Ces conditions ne sont manifestement pas réunies à ce jour, et il est difficile pour lui d’être l’homme de la situation dans un environnement où l’honnêteté, la loyauté et la solidarité gouvernementale ne sont pas des vertus cardinales.

Une adresse à vos frères burkinabè ?

• Que 2008 soit pour nous l’année des décisions qui empêchent que le pays ne s’enfonce dans les divisions. Malgré toutes nos difficultés, nous avons été protégés des catastrophes qu’on voit dans d’autres pays et qui attristent en ce moment le Kenya et le Tchad.

Mais si la vérité rougit les yeux, elle ne les crève pas : ceux qui nous gouvernent doivent cesser de croire qu’ils peuvent continuer à endormir le peuple avec la chanson de la croissance positive, de la stabilité du Burkina Faso, qui est mieux que les autres pays, des encouragements que donnent à gogo certains bailleurs de fonds.

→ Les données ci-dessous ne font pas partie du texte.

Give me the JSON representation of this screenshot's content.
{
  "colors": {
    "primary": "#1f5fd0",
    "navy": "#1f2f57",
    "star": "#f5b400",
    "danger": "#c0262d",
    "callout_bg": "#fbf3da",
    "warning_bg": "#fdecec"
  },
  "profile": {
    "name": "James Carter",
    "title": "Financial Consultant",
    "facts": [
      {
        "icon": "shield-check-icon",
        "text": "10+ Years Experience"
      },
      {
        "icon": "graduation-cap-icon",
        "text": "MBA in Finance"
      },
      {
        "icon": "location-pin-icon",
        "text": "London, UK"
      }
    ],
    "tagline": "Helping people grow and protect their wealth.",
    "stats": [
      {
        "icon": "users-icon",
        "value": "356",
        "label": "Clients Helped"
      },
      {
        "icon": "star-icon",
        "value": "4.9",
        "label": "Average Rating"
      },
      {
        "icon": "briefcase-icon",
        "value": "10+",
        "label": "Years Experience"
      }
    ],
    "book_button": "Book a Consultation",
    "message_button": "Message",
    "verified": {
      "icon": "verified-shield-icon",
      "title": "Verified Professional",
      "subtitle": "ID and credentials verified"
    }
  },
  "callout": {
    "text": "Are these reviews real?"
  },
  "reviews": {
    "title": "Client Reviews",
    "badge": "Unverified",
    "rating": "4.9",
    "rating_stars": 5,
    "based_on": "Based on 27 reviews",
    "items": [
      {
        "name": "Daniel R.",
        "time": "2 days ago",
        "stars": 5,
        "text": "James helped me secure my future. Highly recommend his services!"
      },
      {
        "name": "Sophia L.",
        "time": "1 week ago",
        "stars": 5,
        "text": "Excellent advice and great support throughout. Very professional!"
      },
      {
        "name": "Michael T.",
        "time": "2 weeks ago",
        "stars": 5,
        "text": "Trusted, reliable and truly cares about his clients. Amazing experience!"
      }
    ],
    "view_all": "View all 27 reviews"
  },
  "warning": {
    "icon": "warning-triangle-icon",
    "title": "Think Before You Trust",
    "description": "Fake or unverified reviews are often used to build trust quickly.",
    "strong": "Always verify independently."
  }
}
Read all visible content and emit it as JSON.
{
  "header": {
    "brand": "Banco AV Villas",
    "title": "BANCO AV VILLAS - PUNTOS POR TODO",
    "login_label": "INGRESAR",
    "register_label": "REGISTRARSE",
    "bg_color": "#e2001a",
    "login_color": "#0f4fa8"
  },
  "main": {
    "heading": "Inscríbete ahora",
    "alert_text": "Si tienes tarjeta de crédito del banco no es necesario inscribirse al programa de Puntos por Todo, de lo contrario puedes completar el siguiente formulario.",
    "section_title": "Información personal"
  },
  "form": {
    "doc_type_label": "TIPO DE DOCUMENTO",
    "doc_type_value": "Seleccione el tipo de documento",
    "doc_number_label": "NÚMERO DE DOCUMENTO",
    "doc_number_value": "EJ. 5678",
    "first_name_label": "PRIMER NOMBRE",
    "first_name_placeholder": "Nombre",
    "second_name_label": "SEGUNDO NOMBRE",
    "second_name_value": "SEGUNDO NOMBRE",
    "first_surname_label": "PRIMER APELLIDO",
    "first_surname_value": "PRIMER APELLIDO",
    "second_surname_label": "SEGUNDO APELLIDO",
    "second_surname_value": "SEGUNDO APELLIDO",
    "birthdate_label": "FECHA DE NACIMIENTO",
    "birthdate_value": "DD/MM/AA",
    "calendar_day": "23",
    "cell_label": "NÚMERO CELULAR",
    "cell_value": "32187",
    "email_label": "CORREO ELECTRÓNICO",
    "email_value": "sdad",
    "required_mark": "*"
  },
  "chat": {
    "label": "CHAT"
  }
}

Celui qui aime vraiment ce pays doit reconnaître et dire que ça ne va pas, surtout sur les plans de la pauvreté et de la vie chère. Au Kenya, c’est vrai que la fraude a fait virer le pays dans le cauchemar, mais si les gens ont eu la rage de détruire, c’est aussi parce qu’ils avaient, dans leur cœur, la rage de la pauvreté, de la cherté de la vie et le désir de se venger d’une façon ou d’une autre de tous ceux qui possèdent et qui les toisent.

Nous sommes complètement sur le même chemin quand on voit le fossé qui sépare les riches et les pauvres, quand on voit comment les prix montent et que les salaires stagnent, quand on voit surtout comment les gens désespèrent de la démocratie et les élections, dans lesquelles ils ne voient aujourd’hui qu’un marché de dupes, pire un moyen de se prostituer temporairement pour gagner des miettes.